For those keeping track of Advanced Warfare's development, this struggle shouldn't come as a surprise. In a
recent interview with Sledgehammer's co-founders, the project is proudly described as being based on brand new technical underpinnings, "unrestricted by last-generation hardware constraints". With the studio weaving in specific rendering features for PS4 and Xbox One, it's left to High Moon Studios (of Deadpool and Transformers: Fall of Cybertron fame) to piece together PS3 and 360 versions based on raw code and assets designed for an engine a generation ahead. No small task.
The list of visual downgrades is too numerous to tally. To reel off the biggest points quickly, each console renders at 1024x600 (typical of last-gen series outings), with a vastly simplified lighting model, removed objects and background details, bilinear texture filtering, and reduced character geometry - notably missing the PS4 and Xbox One's subsurface scattering for skin. The result is one of the most stark cross-generational divides in recent memory.

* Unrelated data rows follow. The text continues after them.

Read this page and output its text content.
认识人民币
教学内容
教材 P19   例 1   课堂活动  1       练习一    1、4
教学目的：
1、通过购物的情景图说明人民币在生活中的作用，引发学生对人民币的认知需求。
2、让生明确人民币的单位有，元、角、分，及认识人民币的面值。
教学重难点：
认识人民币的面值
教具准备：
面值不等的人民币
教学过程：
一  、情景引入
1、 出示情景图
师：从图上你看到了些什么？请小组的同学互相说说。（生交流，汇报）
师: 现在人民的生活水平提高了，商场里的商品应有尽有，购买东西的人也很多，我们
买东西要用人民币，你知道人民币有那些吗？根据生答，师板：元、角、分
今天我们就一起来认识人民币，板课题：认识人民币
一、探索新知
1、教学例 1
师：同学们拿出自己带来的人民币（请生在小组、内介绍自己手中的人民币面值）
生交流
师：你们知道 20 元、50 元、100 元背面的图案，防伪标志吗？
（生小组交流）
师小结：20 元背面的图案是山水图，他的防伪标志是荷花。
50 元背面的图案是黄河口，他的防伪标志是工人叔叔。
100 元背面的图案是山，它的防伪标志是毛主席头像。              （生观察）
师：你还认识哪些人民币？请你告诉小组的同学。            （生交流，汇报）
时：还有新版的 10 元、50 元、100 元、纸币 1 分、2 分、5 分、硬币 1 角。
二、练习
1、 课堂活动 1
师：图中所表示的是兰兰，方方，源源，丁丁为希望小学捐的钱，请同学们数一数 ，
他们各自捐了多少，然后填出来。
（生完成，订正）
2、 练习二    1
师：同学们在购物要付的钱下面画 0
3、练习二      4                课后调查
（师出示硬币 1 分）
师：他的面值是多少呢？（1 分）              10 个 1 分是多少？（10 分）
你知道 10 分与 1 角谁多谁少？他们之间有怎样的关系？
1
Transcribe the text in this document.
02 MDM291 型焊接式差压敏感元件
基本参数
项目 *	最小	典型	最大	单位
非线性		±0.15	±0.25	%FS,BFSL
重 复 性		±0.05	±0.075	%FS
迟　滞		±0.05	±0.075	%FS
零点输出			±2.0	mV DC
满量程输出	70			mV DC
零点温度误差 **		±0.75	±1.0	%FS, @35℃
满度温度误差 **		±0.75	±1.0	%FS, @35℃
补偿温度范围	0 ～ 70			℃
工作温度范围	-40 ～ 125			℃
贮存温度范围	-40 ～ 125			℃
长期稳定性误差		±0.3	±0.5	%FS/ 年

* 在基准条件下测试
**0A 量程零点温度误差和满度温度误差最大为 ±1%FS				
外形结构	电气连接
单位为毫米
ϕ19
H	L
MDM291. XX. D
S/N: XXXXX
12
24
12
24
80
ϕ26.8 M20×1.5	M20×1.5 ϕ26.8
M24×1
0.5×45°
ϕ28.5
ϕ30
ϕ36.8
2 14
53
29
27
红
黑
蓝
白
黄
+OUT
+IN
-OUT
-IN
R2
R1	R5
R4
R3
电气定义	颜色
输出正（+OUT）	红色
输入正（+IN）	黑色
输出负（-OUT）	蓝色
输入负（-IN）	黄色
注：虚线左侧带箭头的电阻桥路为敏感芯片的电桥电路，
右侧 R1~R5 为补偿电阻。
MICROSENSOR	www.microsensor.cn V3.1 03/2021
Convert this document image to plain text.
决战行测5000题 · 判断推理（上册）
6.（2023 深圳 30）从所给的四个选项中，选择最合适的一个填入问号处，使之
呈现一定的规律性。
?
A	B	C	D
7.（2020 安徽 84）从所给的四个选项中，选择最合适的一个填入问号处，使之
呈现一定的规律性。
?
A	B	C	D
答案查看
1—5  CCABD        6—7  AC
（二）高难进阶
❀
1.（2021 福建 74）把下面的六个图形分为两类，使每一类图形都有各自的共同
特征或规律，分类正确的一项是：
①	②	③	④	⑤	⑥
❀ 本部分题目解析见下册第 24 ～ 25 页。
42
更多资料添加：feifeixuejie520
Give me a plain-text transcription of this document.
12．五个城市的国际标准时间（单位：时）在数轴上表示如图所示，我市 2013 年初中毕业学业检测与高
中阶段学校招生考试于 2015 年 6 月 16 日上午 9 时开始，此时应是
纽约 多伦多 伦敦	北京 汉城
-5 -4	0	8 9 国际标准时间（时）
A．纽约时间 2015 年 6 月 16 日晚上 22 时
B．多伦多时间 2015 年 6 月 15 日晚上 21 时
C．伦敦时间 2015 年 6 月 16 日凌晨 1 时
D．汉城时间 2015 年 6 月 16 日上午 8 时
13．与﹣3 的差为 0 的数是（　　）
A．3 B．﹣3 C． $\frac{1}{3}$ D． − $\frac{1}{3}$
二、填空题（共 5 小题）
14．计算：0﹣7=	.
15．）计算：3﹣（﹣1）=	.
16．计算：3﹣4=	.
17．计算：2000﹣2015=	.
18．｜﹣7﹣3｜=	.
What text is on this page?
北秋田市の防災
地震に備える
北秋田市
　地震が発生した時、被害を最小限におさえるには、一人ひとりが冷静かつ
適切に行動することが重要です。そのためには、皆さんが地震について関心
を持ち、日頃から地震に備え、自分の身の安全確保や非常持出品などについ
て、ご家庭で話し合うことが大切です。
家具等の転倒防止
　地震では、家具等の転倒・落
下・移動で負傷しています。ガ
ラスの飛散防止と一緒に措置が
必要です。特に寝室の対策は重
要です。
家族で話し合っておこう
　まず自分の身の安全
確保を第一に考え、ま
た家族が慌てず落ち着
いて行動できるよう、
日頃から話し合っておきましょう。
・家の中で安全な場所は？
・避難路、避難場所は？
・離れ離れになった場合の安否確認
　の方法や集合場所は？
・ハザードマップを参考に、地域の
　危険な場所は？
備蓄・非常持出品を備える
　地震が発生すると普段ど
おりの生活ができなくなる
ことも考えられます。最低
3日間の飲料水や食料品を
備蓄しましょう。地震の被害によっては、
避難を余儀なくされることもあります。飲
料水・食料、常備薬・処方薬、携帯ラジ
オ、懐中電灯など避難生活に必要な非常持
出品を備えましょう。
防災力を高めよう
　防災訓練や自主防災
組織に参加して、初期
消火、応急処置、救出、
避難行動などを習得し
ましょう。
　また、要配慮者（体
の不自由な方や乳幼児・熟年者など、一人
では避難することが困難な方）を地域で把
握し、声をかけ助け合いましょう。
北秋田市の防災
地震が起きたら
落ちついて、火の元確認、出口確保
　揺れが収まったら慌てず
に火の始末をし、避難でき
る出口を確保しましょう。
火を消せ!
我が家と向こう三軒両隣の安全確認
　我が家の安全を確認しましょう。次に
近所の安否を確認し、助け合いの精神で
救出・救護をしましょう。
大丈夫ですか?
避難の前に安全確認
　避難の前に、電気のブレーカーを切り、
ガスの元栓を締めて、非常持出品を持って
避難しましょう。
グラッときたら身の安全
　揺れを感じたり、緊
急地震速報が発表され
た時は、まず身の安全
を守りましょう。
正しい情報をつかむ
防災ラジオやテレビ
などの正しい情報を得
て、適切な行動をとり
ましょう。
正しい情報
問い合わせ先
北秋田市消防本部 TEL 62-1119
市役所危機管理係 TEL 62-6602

The loss in character detail is a big one, and genuinely affects the heft of its cinematic spectacle. Characters enact the same motion-captured scenes as on current-gen, but the presentation is wildly altered. From Kevin Spacey downwards, every face is wrapped in low-resolution normal maps that gives each a gormless, pasty look. It sorely misses the photorealistic modelling on PS4 and Xbox One too, particularly in skin tone, while the snipping of motion blur and bokeh depth of field brings a dryness to each scene's delivery.